Given on the Kalends of December, in the consulship of Constantinus and Rufus, most distinguished men.
Footnotes
- ↩ The phrase per illius principalis petræ ædificationem — “by the building up of that principal rock” — deploys the same adjective that governs one of the central primacy passages in the entire Leo corpus. In Letter X, Leo wrote that the Lord “principally placed” the mystery of the apostolic office “in the most blessed Peter, first of all the apostles, so that from him, as from a head, His gifts might flow into the whole body.” Here the same word — principalis, governing, originating — describes Peter’s rock as the foundation from which the universal Church’s own rock-character derives. The universal Church is not self-grounding; it is made a rock by the principal rock on which it is built. The derivative relationship is precise and structural: what the Church is, it is through Peter.

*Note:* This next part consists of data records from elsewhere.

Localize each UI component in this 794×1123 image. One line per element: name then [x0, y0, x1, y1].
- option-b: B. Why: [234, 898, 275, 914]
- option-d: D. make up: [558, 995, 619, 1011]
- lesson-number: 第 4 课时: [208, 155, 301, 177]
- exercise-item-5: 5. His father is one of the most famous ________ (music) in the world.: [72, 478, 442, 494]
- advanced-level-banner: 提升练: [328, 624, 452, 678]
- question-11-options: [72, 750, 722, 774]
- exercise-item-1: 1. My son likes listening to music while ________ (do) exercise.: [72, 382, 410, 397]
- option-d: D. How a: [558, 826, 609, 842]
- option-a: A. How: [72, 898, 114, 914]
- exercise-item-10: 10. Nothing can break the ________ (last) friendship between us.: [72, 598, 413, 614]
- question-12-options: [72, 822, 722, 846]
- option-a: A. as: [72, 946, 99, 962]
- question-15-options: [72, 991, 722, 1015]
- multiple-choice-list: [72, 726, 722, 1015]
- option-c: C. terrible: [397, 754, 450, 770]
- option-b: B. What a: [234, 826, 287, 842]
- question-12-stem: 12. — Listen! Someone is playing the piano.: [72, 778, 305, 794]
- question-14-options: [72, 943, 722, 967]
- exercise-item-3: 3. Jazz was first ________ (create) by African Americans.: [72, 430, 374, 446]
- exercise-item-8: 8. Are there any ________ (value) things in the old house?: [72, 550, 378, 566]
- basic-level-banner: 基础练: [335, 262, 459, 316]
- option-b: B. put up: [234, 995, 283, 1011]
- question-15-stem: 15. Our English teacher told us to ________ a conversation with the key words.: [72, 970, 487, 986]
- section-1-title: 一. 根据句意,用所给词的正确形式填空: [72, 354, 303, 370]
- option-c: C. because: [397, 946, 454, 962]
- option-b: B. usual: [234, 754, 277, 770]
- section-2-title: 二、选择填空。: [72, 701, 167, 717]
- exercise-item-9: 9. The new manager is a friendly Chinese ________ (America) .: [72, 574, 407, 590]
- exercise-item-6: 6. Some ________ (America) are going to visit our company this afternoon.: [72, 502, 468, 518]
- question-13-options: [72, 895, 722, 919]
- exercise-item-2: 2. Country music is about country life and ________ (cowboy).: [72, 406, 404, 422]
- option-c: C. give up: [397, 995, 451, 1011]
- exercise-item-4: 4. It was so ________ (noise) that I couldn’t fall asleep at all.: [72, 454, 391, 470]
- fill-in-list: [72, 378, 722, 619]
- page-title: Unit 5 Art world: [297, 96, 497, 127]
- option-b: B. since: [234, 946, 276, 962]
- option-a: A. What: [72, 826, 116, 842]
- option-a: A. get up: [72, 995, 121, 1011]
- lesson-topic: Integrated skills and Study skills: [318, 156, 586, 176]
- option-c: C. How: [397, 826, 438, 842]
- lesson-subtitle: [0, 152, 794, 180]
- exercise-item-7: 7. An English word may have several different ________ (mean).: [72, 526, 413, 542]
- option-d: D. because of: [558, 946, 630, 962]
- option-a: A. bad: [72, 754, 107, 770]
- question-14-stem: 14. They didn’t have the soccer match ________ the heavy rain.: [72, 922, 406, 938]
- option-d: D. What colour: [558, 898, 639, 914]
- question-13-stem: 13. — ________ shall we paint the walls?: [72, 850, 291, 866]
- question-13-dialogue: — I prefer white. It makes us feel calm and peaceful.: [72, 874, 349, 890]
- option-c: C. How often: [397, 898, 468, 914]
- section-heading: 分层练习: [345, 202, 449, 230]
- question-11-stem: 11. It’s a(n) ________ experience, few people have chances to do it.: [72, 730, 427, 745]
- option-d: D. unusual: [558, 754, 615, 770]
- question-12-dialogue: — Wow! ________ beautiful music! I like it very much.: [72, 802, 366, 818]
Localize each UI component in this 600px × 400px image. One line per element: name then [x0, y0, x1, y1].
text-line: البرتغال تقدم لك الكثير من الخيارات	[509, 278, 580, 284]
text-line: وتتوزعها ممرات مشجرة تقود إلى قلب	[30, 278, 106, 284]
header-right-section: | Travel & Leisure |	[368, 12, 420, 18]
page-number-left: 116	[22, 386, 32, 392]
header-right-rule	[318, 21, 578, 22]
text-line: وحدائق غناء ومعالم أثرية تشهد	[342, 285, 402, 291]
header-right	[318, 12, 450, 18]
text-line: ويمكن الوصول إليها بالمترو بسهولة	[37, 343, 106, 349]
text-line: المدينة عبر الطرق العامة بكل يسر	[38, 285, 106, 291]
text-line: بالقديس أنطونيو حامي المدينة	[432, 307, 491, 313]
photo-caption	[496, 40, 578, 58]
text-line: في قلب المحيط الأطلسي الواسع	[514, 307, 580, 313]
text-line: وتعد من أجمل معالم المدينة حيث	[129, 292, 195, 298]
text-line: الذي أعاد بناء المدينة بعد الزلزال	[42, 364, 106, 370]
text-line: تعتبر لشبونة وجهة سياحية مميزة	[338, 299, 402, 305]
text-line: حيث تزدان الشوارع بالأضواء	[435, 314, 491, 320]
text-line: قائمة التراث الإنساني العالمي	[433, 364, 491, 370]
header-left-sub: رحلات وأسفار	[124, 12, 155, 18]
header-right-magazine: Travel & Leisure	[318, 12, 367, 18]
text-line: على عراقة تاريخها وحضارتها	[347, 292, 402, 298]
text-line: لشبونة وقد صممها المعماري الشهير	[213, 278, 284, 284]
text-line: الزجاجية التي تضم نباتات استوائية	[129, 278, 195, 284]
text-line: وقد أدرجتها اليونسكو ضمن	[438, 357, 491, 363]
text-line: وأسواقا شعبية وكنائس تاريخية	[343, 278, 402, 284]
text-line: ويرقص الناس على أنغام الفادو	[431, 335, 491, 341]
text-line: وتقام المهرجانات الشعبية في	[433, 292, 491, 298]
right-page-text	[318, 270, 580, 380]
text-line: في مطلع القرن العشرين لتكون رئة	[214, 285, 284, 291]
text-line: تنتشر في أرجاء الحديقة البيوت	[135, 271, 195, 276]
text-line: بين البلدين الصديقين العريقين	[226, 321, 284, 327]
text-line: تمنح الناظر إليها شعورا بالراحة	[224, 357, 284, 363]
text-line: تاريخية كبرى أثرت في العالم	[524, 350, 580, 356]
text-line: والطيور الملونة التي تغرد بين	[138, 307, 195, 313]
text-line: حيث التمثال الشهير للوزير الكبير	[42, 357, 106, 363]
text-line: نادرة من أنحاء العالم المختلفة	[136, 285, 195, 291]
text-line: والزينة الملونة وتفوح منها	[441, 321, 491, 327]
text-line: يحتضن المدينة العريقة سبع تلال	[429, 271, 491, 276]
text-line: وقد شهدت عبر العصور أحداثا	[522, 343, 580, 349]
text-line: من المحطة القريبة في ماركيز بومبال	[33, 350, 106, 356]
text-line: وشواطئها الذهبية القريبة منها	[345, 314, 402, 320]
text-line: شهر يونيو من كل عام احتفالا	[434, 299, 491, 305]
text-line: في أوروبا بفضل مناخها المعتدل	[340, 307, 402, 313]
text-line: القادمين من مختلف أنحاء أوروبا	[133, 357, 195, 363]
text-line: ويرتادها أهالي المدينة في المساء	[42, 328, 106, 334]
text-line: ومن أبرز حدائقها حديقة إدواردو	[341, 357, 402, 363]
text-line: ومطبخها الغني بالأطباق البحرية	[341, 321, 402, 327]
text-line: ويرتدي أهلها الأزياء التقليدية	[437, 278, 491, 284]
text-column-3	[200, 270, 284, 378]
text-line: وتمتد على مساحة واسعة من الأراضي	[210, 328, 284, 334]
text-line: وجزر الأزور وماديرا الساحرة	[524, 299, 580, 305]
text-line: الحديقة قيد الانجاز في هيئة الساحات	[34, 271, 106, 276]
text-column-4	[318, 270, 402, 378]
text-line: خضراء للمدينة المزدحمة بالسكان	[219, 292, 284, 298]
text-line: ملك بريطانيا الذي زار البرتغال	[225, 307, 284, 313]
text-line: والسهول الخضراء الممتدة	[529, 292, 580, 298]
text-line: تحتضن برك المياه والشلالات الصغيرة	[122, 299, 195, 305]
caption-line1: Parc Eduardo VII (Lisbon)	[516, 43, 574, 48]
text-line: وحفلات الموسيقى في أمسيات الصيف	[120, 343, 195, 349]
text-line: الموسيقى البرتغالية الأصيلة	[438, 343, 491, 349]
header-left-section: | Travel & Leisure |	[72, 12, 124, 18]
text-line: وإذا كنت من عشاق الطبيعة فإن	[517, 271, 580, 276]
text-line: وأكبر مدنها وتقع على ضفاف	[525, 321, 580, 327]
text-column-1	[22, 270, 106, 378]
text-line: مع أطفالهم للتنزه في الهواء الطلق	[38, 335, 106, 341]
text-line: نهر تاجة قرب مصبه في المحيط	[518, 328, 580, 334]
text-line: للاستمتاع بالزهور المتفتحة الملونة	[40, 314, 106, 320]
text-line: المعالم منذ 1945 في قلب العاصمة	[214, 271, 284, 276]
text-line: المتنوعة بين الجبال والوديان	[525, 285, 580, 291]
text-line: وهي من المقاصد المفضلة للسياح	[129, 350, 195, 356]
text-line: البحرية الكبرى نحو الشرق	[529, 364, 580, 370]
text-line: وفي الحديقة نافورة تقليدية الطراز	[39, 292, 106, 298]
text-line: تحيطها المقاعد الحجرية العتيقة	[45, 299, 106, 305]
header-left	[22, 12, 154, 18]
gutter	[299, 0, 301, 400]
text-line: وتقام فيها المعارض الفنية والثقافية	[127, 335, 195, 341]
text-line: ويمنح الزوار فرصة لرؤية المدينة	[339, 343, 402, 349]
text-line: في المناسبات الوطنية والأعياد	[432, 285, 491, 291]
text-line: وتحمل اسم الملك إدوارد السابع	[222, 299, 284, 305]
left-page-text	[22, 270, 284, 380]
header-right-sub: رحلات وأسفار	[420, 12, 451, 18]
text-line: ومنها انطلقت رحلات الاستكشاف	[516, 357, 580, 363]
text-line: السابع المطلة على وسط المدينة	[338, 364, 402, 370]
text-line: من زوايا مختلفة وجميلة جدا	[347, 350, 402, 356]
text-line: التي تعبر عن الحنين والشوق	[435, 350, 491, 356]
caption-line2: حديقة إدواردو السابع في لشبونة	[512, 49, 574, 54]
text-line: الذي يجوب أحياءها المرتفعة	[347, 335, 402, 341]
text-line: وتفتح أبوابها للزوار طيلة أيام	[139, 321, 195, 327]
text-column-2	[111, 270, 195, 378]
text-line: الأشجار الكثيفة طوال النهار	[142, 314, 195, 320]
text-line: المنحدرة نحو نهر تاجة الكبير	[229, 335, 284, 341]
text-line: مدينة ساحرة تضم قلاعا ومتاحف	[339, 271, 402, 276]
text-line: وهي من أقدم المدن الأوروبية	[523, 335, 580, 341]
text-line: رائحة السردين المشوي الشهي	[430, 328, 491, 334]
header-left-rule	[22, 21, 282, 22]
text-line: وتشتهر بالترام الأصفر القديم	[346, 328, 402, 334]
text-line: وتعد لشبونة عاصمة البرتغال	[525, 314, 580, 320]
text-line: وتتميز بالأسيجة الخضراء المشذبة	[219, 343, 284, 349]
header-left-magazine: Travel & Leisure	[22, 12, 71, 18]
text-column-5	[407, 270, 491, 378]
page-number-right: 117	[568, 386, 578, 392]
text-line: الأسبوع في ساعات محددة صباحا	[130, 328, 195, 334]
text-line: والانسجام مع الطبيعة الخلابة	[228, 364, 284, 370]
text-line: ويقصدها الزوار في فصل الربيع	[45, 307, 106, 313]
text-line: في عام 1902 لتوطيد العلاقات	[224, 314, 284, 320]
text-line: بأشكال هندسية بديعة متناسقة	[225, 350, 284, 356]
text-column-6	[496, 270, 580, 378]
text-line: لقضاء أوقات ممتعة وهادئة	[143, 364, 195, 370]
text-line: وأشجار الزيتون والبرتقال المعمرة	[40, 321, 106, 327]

- ↩ The phrase utor catholicæ fidei libertate — “speaking freely from the liberty of the Catholic Faith” — is not rhetorical modesty. Leo is claiming the libertas of the Catholic faith as the ground on which he speaks directly to the emperor about the nature and purpose of imperial power. It is the freedom proper to the Catholic faith — not Leo’s personal boldness — that authorizes him to define for the emperor what his office is given for. The claim of parrhesia grounded in office runs throughout the papal tradition; here it is stated with particular explicitness as the preface to Leo’s most direct statement about the purpose of imperial authority.
- ↩ The Latin is precise: regiam potestatem tibi non ad solum mundi regimen, sed maxime ad Ecclesiæ præsidium esse collatam — “royal power has been conferred upon you not only for the governing of the world, but above all — maxime, in the highest degree — for the defense of the Church.” Leo is not subordinating the emperor to the Church in the sense of placing him under episcopal governance; he is defining the teleological purpose for which God conferred imperial authority. The emperor’s power has a primary end, and that end is ecclesial. This is not a claim the emperor is in a position to contest, because it is a theological statement about the origin and purpose of his authority — and it is made by the one who speaks from the liberty of the Catholic faith.
- ↩ Leo specifies three liturgical acts that have been suspended or made impossible by the Eutychian seizure: the offering of sacrifice (sacrificii oblatio — the Eucharist), the consecration of chrism (chrismatis sanctificatio), and “all the mysteries” that have withdrawn from the parricide hands of the impious. The complete cessation of these three sacramental acts is Leo’s evidence that Alexandria is no longer, in any functional sense, a Christian church under its current leadership — a point that bears directly on his argument that the usurpers deserve not merely removal from the episcopate but expulsion from the Christian name itself.
- ↩ The phrase ea quæ a sede apostolica sunt prædicata sufficerent — “what has been proclaimed from the Apostolic See would suffice of itself” — is one of the most direct statements of doctrinal sufficiency in the entire Leo corpus. The additional writings Leo is sending are useful for exposing heretical snares; but the proclamation of the Apostolic See already suffices. The sufficiency does not derive from conciliar reception, from imperial endorsement, or from the agreement of other bishops — it is inherent in what the Apostolic See proclaims. This is the irreformability principle stated at its most compressed: the See of Peter’s proclamation stands on its own.